За спиной этого коротышки солдата, который позвал нас в надежде, что мы поднимемся на палубу и поможем снять заболевших пленных, стояло еще пять или шесть болгарских солдат, таких же оборванцев. Они выглядели глубокими стариками. Может, такими они были и на самом деле. Молодежь и крепких мужчин поубивали в войнах, которые здесь, на Балканах, следовали одна за другой.
– Эй вы, давай сюда! Чего ждать, или думаете, что вас с музыкой встретят? Музыки не будет… – Он было улыбнулся, но улыбка тотчас застыла на его сухих, потрескавшихся от ветра губах. И только добавил: – Давайте сюда, это румыны… из ваших…
– Айда, парни, надо пособить!
– Айда, дядюшка Опришор!
Вместе с нами на пароходик поднялись и полуголые пастухи, сидевшие в сарае.
– Румыны ведь, земляки. Да мы бы пришли и чужим пособить. Пленный – это пленный. В беде, значит. Так ведь, болгарин?
– Это уж точно, румын!
По железной винтовой лестнице один за другим мы спустились вниз, в полукруглое помещение.
На голом полу, тесно прижавшись друг к другу, словно пытаясь согреться в этой душной и смрадной плавучей камере, лежало человек тридцать солдат.

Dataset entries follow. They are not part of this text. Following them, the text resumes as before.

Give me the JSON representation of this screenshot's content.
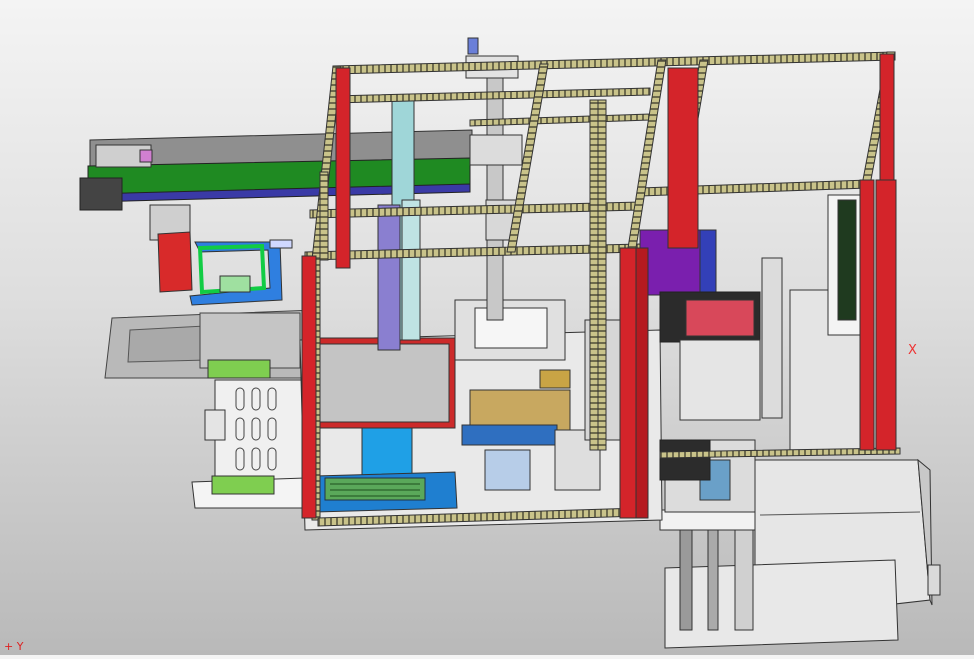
{
  "viewport": {
    "background_top": "#f4f4f4",
    "background_bottom": "#b9b9b9",
    "axis_label": "X",
    "triad_label": "+ Y"
  },
  "colors": {
    "frame_profile": "#c9c38a",
    "frame_red": "#d4242a",
    "conveyor_green": "#1f8a22",
    "conveyor_gray": "#8a8a8a",
    "bracket_blue": "#2f7fe0",
    "display_red": "#cc2a2a",
    "pcb_green": "#3c9a3c",
    "rail_cyan": "#9fd6d8",
    "rail_purple": "#8a7fd0",
    "bin_gray": "#dcdcdc"
  },
  "icons": [
    "cad-model-view",
    "axis-triad-icon"
  ]
}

Не люди – скелеты… Кожа да кости… Да глаза, блестевшие тускло-тускло, того и гляди потухнут. То, что некогда было военной формой, превратилось в полуистлевшие лохмотья.

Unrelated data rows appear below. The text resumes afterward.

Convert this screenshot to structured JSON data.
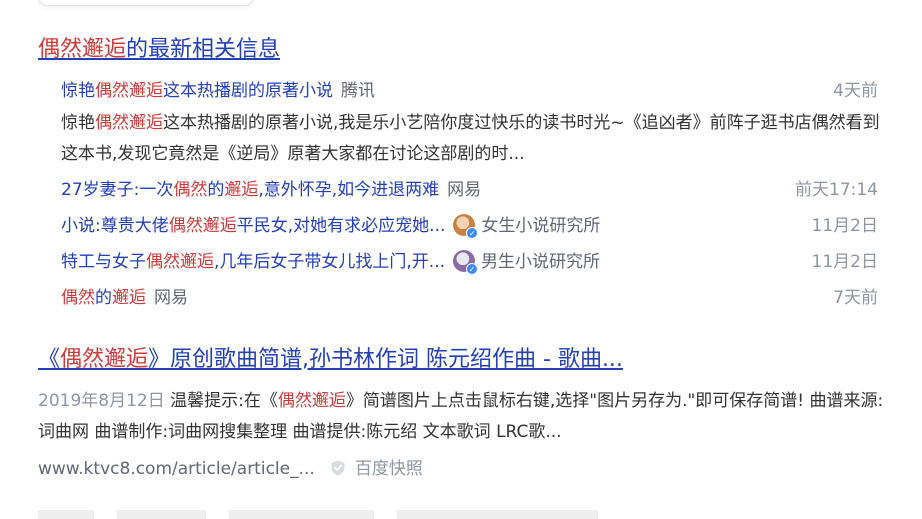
{
  "news_block": {
    "title_highlight": "偶然邂逅",
    "title_rest": "的最新相关信息",
    "items": [
      {
        "title_pre": "惊艳",
        "title_hl": "偶然邂逅",
        "title_post": "这本热播剧的原著小说",
        "source": "腾讯",
        "time": "4天前"
      },
      {
        "title_pre": "27岁妻子:一次",
        "title_hl": "偶然",
        "title_mid": "的",
        "title_hl2": "邂逅",
        "title_post": ",意外怀孕,如今进退两难",
        "source": "网易",
        "time": "前天17:14"
      },
      {
        "title_pre": "小说:尊贵大佬",
        "title_hl": "偶然邂逅",
        "title_post": "平民女,对她有求必应宠她...",
        "author": "女生小说研究所",
        "avatar_icon": "female-avatar-icon",
        "time": "11月2日"
      },
      {
        "title_pre": "特工与女子",
        "title_hl": "偶然邂逅",
        "title_post": ",几年后女子带女儿找上门,开...",
        "author": "男生小说研究所",
        "avatar_icon": "male-avatar-icon",
        "time": "11月2日"
      },
      {
        "title_hl": "偶然",
        "title_mid": "的",
        "title_hl2": "邂逅",
        "source": "网易",
        "time": "7天前"
      }
    ],
    "abstract_pre": "惊艳",
    "abstract_hl": "偶然邂逅",
    "abstract_post": "这本热播剧的原著小说,我是乐小艺陪你度过快乐的读书时光~《追凶者》前阵子逛书店偶然看到这本书,发现它竟然是《逆局》原著大家都在讨论这部剧的时..."
  },
  "result2": {
    "title_pre": "《",
    "title_hl": "偶然邂逅",
    "title_post": "》原创歌曲简谱,孙书林作词 陈元绍作曲 - 歌曲...",
    "date": "2019年8月12日",
    "abstract_pre": "温馨提示:在《",
    "abstract_hl": "偶然邂逅",
    "abstract_post": "》简谱图片上点击鼠标右键,选择\"图片另存为.\"即可保存简谱! 曲谱来源:词曲网 曲谱制作:词曲网搜集整理 曲谱提供:陈元绍 文本歌词 LRC歌...",
    "url": "www.ktvc8.com/article/article_...",
    "snapshot": "百度快照"
  },
  "colors": {
    "link": "#2440b3",
    "highlight": "#c93c3c",
    "meta": "#9195a3",
    "source": "#626675",
    "verified": "#3b8bf2"
  }
}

Все, сколько нас было – семь-восемь человек, спустившихся в трюм, – прислонились к дощатой переборке. И замерли, потрясенные зрелищем; только губы у нас дрожали, выдавая сострадание. Мы смотрели на больных, а больные глядели на нас потухшим взором. Один из них проговорил голосом пришельца с того света, отрешенным и глухим:
– Неужели до родины добрались, братцы?
– Да, вы на родине.
– Где же мы?
– В Зимниче.
– Вот теперь и помереть можно…
– Раз уж добрались, не помрете.
– С голоду околеваем… Все время одной травой кормились да корой с дерева. В болгарских горах…
– Ну, взваливайте больных на спины и выносите с парохода, а то, неровен час, вернется немец офицер, тогда уж несдобровать ни вам, ни нам…

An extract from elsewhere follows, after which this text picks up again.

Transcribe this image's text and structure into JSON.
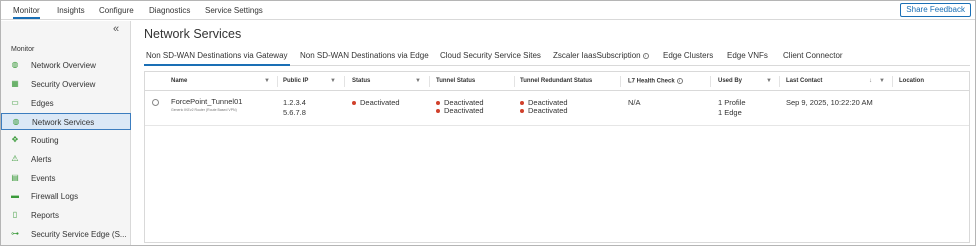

Это гаркнул однорукий. Он стоял на верхней ступеньке лестницы. Приказать-то легко, а вот попробуй выполнить. Мертвеца на спине тащить потяжелее, чем живого.
Я взвалил одного солдата на плечи и стал подыматься по лестнице. Страхи мои оказались напрасными. Человек был совсем легким – не человек, а кожаный мешок с громыхающими костями. Он обхватил меня за шею – руки у него желтые, как у мертвеца, с синими ногтями. Я догадался, что он еще жив, по горячечному дыханию, обжигавшему мне затылок.
Четыре раза спускался я в трюм. И четыре раза взбирался по винтовой лестнице, нащупывая ногой ступеньку за ступенькой – не дай бог споткнуться и сорваться вниз.
Мы уложили полумертвых пленных на сухое место под навесом сарая. Их было тридцать два человека. Немцы, сопровождавшие быков, стада коров и отары овец, тоже взглянули на пленных, но не выразили никакого удивления – откуда ему взяться у бывалых солдат, привыкших и к более страшным картинам? После стольких мучительных лет, проведенных среди мертвых и умирающих, чужая смерть уже не трогала их.
Лишь по лицу хромого пробежала тень. Он обратился с каким-то вопросом к своим товарищам, ему ответили, и он опять принялся собирать сухой хворост и обломки досок. Набрав порядочную кучу, раздул потухший было огонь и повесил над пламенем котелок с водой, бросив туда несколько больших комков цикория. Самый старый из немцев собрал на дне ранца пригоршню сахара и опустил его в черную жижу.